Johnny Narsh tinha tudo isso em sua mochila, além de um saco com pólvora, um cantil para conservar bebidas e sua carabina carregada em mãos. Em seu cinto, uma faca de sobrevivência e uma fivela dourada reluziam timidamente ao serem tocadas pela luz do luar, enquanto o homem seguia a passos lerdos em direção à beira de uma estrada, tendo como alvo um enorme outdoor metálico. Sua respiração arrítmica se tornava ainda mais difícil de ser mantida devido ao ar seco da região, que raspava dolorosamente em sua garganta a cada arfar produzido por seu corpo exausto de tanto correr. Já não sabia dizer há quanto tempo estava em movimento, nem mesmo ouvia qualquer som senão o produzido pelas batidas de seu coração.

"Diabos", cuspiu, ajeitando a gola de sua camisa flanela enquanto erguia os ombros e ajustava a alça de sua arma, garantindo que sua base e o estabilizador estavam prontos para entrar em conflito. Girava o seu corpo, arrastando suas botas de couro pelo monte de areia e pedra, fincando suas pernas em dois pontos paralelos e erguendo sua coluna na intenção de obter uma pose ideal para melhor precisão. Preparando seus braços e posicionando sua arma na altura de seus olhos, ele se concentrou no pequeno ponto metálico que usava como mira. Puxando o carregador, preparou exatamente uma bala e deu um longo suspiro.

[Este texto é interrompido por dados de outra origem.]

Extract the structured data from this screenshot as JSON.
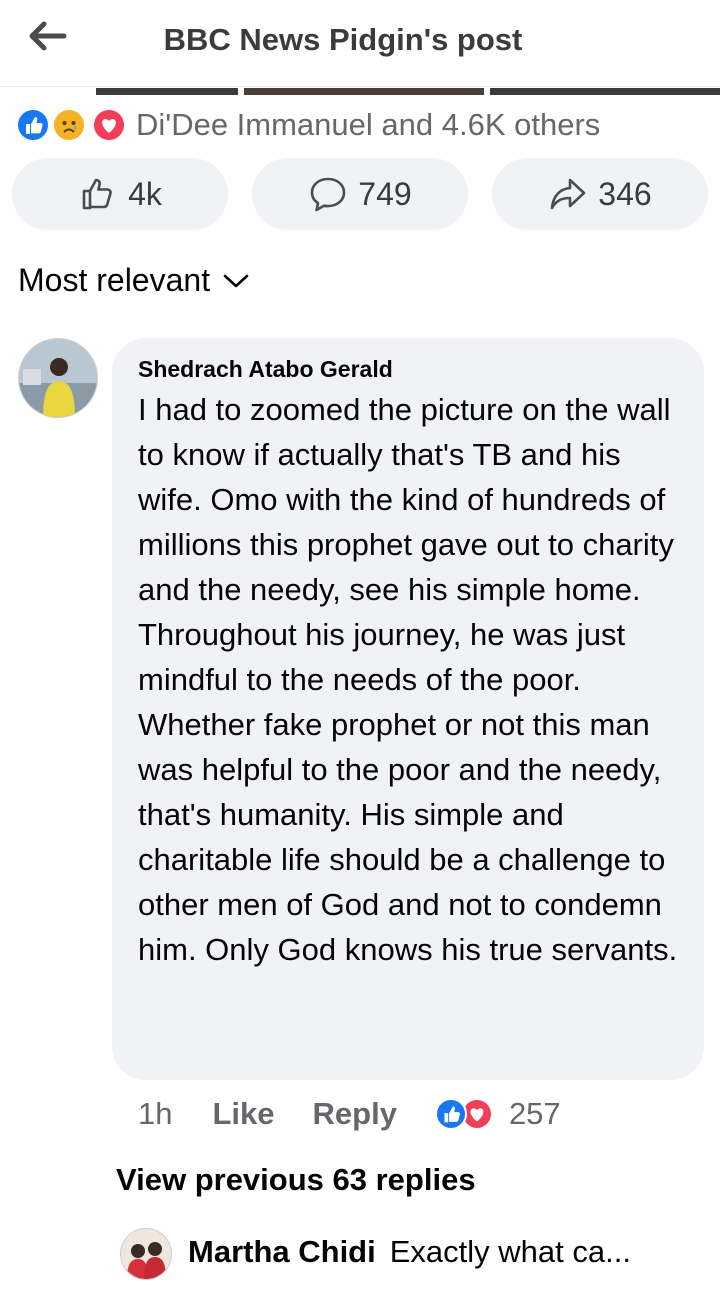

Congelou, permanecendo imóvel enquanto gotas de suor continuavam a percorrer o seu rosto e seus braços. Franzindo as sobrancelhas, ignorou como a corrida foi o suficiente para que as gotículas se acumulassem também em seu peito e nas axilas, marcando sua roupa de cor caqui. Ele daria conta das manchas e do odor depois, quando estivesse em segurança. Sendo um viajante, ele reconhecia a importância de manter uma boa aparência, mas também tinha outras prioridades. Neste caso, queria ficar vivo para poder pensar em como obteria um bom banho ali. Segundo sua memória - e assumindo que ela não o estava enganando ou faltando peças como da última vez - faltava pouco para alcançar a cidade seguinte, bastava seguir mais algumas milhas em direção ao sul. "Mas não, você tinha de fazer isso", ele se lembrava, insultando a si mesmo.

Ao enrijecer os lábios, ainda podia sentir o gosto de feijão estragado no interior de sua boca. Querendo ou não, precisava de duas coisas naquela noite: comida e acampamento. Uma pequena fogueira feito à mão e um grosso pano velho usado como lençol serviriam por algumas horas antes do desconforto se tornar insuportável. Ao menos descansaria um pouco. Um feijão cheio de larvas brancas saindo de dentro das cascas, por outro lado, seria uma refeição capaz de arruinar dias a fio embrulhando o estômago e provocando enjoos. Tornaria o desafio de atravessar o deserto um inferno ainda mais problemático - e também não seria nada agradável.